Anna-Lena Neehus, dans le cadre de son projet de thèse au sein du laboratoire de recherche Génétique Humaine des Maladies Infectieuses, a analysé les données génétiques de neuf enfants souffrant de PAP (maladie débutant dans l’enfance) et d’infections, notamment par les mycobactéries. Elle a ainsi identifié des mutations rares pathogènes dans le gène CCR2 chez ces neuf patients. Ce travail a été réalisé sous la direction du Pr Bruce Trapnell, du Pr Jean-Laurent Casanova* et du Dr Jacinta Bustamante**.

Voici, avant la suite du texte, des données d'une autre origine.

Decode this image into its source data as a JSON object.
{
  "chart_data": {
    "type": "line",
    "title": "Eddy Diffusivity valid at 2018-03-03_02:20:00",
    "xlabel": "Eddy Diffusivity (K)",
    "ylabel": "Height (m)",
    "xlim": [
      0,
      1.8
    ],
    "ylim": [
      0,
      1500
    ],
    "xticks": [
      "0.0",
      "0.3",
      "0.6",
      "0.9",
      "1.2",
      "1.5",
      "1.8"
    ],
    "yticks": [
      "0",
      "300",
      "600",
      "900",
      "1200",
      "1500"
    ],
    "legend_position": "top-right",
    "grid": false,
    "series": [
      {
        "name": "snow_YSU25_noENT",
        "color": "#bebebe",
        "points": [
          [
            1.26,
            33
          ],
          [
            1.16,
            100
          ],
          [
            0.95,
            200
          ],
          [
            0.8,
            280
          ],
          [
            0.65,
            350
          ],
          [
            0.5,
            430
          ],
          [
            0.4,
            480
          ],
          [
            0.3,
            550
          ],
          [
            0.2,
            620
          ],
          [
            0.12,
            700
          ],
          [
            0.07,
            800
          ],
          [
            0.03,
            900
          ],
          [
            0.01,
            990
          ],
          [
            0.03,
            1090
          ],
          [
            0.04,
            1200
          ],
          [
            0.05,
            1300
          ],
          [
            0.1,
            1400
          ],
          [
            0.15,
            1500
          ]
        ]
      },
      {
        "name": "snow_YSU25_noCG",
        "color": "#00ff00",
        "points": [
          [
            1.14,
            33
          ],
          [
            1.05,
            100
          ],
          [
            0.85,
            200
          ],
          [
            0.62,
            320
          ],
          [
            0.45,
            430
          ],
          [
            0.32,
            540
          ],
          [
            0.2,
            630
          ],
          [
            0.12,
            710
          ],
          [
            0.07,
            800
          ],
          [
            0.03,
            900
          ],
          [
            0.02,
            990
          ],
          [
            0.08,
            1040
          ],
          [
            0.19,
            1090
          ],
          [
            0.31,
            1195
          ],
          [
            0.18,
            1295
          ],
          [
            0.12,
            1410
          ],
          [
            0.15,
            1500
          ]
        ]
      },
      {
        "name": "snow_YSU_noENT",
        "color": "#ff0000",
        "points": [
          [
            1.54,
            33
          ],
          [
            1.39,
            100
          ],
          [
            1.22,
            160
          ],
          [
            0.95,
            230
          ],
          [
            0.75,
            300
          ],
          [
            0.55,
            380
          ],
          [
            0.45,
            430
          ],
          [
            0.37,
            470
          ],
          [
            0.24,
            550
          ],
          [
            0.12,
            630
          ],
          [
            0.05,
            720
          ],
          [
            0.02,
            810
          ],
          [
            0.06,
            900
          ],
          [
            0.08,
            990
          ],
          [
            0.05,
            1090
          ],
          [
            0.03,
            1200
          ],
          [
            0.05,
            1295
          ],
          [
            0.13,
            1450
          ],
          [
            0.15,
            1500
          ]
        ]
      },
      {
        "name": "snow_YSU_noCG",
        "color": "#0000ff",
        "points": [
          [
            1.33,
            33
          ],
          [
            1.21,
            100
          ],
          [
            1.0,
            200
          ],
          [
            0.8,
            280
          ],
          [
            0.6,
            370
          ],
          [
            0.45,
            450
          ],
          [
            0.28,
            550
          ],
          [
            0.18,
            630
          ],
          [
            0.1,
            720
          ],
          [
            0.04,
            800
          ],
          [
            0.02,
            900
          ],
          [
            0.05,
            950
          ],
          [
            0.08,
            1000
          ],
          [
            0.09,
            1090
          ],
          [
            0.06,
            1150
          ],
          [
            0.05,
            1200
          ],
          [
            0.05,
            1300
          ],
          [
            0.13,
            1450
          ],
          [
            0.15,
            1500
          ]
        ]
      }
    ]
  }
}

De manière générale, le nombre de monocytes, une des populations des « globules blancs », augmente en cas d’infection, d’inflammation, d’allergie ou de dysfonctionnement de la moelle osseuse. La protéine CCR2, codée par le gène du même nom, transmet les signaux indispensables à la migration des monocytes du sang vers les tissus, dont le poumon. Au cours de cette migration, les monocytes deviennent des macrophages, cellules capables d'ingérer et de détruire les agents pathogènes et les « déchets » cellulaire, tels que le surfactant.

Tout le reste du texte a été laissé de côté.